Radiology and Imaging

CXR Findings
Nonspecific pleural thickening. Cannot reliably distinguish fat proliferation on plain radiographs.

CT Findings
Localized fat-density regions within the pleura (attenuation values between -50 and -150 HU). Associated pleural thickening or calcifications. Often adjacent to lung parenchymal abnormalities, such as fibrotic bands or prior pleural effusion cavities.

Associated Findings on CT
Pleural calcifications in chronic empyema or tuberculosis. Fibrotic changes in the adjacent lung parenchyma.

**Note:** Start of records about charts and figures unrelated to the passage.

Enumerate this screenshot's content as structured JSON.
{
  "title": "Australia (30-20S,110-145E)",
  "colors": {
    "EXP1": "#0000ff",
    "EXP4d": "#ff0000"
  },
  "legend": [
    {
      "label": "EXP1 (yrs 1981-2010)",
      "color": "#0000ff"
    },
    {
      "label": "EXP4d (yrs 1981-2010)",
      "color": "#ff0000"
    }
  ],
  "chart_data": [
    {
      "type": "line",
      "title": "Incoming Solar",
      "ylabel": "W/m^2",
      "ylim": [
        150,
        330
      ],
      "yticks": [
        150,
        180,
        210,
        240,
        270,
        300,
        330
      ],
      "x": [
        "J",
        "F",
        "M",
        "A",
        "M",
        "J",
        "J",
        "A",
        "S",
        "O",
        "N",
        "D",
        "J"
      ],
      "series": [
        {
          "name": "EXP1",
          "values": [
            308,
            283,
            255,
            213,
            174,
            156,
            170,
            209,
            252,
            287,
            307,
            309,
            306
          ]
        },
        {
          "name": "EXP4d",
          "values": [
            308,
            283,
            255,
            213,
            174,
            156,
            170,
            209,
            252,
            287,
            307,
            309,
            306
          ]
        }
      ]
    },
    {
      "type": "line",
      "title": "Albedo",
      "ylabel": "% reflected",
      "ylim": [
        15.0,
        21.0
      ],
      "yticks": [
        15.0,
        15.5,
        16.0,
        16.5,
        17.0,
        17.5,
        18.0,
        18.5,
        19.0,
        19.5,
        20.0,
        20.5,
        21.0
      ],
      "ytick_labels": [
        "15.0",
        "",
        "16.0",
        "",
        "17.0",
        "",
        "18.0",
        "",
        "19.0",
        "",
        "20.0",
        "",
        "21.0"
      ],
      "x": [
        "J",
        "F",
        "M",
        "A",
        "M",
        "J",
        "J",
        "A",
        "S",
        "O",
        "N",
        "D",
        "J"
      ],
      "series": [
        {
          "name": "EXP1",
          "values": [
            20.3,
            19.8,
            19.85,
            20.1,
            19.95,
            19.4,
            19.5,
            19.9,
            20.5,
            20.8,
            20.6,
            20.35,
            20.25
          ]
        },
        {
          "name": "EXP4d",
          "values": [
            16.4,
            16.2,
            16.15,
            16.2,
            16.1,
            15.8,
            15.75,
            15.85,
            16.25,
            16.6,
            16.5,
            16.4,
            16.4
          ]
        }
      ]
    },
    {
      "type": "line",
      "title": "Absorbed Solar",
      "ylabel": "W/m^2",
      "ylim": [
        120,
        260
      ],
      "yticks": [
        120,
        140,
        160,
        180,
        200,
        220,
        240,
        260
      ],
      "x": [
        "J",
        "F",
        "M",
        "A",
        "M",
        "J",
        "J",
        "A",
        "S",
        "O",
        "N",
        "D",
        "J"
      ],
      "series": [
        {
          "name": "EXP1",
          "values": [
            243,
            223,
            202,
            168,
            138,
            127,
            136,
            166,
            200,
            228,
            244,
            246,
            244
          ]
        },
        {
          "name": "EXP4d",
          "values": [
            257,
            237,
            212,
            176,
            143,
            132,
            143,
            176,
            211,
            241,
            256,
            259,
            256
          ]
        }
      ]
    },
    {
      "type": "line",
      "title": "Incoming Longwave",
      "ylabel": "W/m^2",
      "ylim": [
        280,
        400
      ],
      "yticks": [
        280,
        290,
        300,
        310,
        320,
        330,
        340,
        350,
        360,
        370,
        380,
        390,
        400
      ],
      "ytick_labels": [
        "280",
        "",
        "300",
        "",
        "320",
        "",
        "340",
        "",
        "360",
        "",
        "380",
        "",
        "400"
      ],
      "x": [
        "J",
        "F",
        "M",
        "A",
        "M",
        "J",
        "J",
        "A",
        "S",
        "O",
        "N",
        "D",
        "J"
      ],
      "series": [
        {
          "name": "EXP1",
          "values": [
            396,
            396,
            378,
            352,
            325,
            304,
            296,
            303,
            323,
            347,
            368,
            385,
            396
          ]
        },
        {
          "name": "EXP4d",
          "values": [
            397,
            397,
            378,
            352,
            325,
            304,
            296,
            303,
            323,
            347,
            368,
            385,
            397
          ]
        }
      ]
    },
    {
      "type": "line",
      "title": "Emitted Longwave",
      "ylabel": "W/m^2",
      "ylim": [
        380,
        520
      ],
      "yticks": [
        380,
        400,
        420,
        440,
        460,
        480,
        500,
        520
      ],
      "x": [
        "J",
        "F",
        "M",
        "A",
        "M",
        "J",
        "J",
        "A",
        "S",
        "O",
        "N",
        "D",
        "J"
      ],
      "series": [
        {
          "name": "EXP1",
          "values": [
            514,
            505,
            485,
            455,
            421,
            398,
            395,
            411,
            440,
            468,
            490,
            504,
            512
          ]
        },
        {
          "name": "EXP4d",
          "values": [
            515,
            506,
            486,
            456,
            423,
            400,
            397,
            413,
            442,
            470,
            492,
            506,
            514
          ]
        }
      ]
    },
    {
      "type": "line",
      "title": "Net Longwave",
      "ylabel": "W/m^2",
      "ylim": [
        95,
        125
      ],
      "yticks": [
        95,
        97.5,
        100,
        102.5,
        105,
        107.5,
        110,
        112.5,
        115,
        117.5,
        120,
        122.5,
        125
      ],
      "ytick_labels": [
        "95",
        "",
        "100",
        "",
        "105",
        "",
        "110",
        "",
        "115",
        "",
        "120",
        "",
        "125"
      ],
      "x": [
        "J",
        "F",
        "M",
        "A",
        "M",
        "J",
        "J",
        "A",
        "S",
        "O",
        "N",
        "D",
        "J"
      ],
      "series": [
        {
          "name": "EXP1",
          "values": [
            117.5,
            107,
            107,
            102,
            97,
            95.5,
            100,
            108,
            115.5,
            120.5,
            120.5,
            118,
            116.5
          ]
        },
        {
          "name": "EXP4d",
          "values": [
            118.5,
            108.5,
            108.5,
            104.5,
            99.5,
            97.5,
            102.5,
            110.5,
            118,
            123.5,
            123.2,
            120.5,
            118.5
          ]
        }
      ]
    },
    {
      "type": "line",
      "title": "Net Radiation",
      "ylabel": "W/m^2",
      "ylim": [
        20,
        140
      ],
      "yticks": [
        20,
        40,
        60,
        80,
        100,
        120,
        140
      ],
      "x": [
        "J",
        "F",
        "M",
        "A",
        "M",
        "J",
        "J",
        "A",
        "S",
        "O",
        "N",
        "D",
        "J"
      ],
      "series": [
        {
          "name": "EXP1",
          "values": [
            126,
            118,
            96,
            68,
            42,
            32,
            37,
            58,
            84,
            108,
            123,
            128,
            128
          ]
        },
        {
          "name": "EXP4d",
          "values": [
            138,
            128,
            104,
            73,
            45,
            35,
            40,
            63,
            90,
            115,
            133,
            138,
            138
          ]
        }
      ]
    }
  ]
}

Other Relevant Imaging Modalities

MRI
Fat proliferation may appear hyperintense on T1-weighted sequences, with suppression on fat-saturated imaging. Limited utility due to the predominance of CT for pleural evaluation.

Ultrasound (US)
May show hyperechoic areas representing fatty tissue, though differentiation from fibrosis is challenging.

Nuclear Medicine (NM)
Not typically used for this condition.

Angiography
No role.

Labs
Generally nonspecific, reflecting the underlying inflammatory process (e.g., elevated ESR or CRP).

Management
No specific treatment is required for pleural fibrofatty proliferation itself. Focus on managing the underlying condition (e.g., tuberculosis, chronic empyema).

Recommendations
Radiological follow-up is typically unnecessary unless clinically indicated.

Key Points and Pearls
Pleural fibrofatty proliferation is a localized reaction to chronic inflammation, characterized by fat deposition within thickened pleura. It is best visualized on CT, appearing as low-attenuation fat-density regions. Often associated with conditions like tuberculous pleuritis, chronic empyema, or chronic pleural effusion. Subpleural fat proliferation helps localize prior areas of pleural injury and chronic inflammation.